А на плацу дроч в самом разгаре. Губари на «делай раз! делай два!» отжимаются под сапогами караула, а иных — самых бурых — то там, то здесь потихоньку берут в приклады. Над плацем смешиваются два стойких запаха. С одной стороны, где раскачивается на тубаре по-начкаровски ужратый Майков, тянет перегарным духом. С другой, где в кучке караульных привалился спиной к дощатой стенке Обдолбыш, — веет выкуриваемым драпом.
Подхожу. Обдолбыш снова счастлив — дальше некуда, наверное, еще больше, чем Агеев со своей хлоркой. Пару косых уже заныкал под погон, а один взорвал и пустил по кругу. Глаза глубокие-глубокие — куда тому Байкалу браться, — и по обыкновению что-то морозит.
— …Все материальное должно размножаться, ну, как бродячие собаки, а значит, должно размножаться и северное сияние, верно?
А мужики знай себе хихикают.
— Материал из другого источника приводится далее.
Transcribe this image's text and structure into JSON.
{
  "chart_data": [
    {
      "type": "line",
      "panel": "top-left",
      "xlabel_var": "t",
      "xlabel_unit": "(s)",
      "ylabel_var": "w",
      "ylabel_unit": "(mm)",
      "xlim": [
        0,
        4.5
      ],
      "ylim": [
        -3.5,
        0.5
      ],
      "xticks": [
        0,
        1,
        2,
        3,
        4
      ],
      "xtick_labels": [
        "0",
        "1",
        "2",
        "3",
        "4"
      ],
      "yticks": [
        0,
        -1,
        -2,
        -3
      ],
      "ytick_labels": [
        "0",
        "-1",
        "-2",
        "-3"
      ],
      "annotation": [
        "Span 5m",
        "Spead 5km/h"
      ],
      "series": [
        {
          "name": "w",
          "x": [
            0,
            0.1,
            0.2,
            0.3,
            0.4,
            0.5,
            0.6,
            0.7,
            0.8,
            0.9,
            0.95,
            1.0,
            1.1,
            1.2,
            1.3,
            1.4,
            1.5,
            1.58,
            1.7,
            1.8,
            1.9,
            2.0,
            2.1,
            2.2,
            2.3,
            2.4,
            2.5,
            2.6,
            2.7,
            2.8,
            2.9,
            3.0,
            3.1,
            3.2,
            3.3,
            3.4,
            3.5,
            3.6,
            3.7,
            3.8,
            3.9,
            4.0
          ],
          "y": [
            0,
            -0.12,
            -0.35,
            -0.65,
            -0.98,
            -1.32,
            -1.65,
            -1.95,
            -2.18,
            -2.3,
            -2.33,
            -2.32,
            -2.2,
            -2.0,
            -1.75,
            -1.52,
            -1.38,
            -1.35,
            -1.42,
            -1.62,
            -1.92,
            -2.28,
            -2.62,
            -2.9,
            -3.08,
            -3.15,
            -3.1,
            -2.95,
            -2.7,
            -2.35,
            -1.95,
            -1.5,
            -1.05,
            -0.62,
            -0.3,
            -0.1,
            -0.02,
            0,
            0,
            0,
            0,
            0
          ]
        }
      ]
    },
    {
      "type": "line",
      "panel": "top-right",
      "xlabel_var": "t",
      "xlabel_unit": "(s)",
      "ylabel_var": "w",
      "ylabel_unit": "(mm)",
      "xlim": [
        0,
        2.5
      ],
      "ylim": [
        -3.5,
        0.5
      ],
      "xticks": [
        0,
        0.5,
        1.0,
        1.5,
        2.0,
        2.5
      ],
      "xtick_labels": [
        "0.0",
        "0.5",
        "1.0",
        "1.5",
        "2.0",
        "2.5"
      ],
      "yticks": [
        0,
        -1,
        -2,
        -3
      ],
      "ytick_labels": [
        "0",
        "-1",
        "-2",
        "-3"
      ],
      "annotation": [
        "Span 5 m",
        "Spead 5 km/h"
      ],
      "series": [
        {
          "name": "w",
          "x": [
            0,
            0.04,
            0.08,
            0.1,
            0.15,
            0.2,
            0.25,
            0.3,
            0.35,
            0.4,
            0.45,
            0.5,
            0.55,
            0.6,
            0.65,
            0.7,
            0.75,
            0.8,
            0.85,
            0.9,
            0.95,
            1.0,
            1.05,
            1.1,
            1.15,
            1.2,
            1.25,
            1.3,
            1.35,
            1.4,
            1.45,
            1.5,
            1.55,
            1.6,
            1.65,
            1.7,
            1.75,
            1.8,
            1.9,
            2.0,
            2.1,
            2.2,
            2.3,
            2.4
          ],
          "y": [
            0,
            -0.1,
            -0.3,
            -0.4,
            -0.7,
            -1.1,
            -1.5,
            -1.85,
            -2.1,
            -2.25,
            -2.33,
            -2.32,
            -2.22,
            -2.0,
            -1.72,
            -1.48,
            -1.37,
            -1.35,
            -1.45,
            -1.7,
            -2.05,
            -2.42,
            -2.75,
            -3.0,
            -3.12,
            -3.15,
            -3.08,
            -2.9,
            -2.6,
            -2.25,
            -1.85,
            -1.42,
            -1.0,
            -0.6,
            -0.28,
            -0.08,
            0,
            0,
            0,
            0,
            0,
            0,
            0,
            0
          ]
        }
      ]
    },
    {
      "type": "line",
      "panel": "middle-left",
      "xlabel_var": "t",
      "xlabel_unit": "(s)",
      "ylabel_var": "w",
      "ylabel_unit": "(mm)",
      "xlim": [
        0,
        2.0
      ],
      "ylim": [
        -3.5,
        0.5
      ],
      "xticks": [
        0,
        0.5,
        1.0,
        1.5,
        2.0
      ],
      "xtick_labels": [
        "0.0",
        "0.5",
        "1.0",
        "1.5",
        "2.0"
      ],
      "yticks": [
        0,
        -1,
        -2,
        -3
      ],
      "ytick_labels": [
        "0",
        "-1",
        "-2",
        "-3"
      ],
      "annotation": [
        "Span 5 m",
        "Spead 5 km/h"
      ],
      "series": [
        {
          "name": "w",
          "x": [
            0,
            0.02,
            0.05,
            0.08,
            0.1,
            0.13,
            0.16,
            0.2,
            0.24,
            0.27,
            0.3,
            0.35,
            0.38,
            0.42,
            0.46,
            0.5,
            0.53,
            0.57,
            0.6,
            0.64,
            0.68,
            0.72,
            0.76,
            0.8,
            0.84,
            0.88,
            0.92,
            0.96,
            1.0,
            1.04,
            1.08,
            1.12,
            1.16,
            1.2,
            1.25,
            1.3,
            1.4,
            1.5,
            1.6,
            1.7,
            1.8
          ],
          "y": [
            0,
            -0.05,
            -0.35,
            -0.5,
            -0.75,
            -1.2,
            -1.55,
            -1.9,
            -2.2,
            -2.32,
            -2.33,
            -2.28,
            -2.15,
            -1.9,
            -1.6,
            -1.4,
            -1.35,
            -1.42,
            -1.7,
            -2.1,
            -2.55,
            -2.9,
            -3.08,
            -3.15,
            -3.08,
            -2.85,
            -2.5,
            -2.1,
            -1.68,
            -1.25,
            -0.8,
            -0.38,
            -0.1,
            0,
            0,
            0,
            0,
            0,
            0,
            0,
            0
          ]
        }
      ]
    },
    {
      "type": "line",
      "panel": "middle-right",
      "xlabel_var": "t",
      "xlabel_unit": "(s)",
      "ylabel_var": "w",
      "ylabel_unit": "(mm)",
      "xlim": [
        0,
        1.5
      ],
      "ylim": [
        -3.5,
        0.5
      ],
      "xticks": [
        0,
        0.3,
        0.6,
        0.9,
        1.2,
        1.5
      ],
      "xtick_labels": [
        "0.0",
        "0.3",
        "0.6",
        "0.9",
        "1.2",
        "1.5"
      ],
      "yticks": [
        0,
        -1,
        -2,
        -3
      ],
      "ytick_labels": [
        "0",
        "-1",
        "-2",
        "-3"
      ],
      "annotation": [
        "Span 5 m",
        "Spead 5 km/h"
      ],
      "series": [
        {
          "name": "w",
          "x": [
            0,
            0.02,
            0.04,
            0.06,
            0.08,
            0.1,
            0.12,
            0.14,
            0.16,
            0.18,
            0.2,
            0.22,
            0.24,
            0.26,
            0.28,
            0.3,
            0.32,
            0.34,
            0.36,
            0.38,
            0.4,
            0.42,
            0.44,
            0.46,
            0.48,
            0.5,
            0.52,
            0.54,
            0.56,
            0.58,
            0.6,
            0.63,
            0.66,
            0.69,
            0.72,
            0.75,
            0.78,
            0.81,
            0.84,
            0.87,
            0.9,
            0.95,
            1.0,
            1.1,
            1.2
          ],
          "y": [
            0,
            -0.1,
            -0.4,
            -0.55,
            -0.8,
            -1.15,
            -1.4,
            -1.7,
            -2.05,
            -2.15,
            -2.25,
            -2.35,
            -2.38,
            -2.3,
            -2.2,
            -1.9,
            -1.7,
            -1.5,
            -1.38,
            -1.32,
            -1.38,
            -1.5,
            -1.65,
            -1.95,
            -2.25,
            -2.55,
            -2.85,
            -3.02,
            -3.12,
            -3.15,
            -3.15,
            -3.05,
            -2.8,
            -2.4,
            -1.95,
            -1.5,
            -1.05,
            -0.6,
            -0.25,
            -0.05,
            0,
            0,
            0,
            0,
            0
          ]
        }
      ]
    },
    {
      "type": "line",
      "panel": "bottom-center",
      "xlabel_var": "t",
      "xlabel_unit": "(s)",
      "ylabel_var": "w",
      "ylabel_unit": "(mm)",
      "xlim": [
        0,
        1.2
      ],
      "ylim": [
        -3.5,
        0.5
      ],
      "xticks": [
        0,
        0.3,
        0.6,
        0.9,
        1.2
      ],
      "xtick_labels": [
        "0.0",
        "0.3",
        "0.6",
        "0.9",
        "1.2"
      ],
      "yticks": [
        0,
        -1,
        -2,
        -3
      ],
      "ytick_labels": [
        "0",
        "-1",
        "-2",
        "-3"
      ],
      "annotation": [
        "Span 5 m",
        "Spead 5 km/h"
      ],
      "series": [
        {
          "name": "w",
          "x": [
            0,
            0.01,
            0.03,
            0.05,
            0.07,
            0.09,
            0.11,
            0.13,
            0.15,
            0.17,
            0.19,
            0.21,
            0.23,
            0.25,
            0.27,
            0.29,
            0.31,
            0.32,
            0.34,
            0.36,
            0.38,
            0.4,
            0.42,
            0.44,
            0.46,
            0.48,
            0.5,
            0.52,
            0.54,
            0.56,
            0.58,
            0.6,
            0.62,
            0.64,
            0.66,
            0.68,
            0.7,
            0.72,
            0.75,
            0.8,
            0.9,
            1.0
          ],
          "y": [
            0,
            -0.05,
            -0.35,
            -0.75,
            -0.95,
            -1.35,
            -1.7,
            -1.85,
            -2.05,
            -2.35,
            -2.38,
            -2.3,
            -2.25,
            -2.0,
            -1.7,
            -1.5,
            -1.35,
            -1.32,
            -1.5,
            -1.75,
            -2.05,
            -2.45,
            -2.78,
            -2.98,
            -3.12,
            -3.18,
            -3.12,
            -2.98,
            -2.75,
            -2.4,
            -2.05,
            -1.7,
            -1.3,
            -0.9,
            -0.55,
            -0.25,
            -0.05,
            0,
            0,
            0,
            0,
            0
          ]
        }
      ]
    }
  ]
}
Это и понятно: послушать в такие минуты Обдолбыша — одно удовольствие.
— Так вот, не знаю, как оно у северных сияний, почкованием или еще чем, но вот, допустим, рождается маленькое северное сияние… Лысенькое такое, с родничком… Э, погоди-ка, — перебивает он сам себя, — как это «лысенькое»? За что это его?..
Все ржут. А он озабоченно хмурится, чешет затылок.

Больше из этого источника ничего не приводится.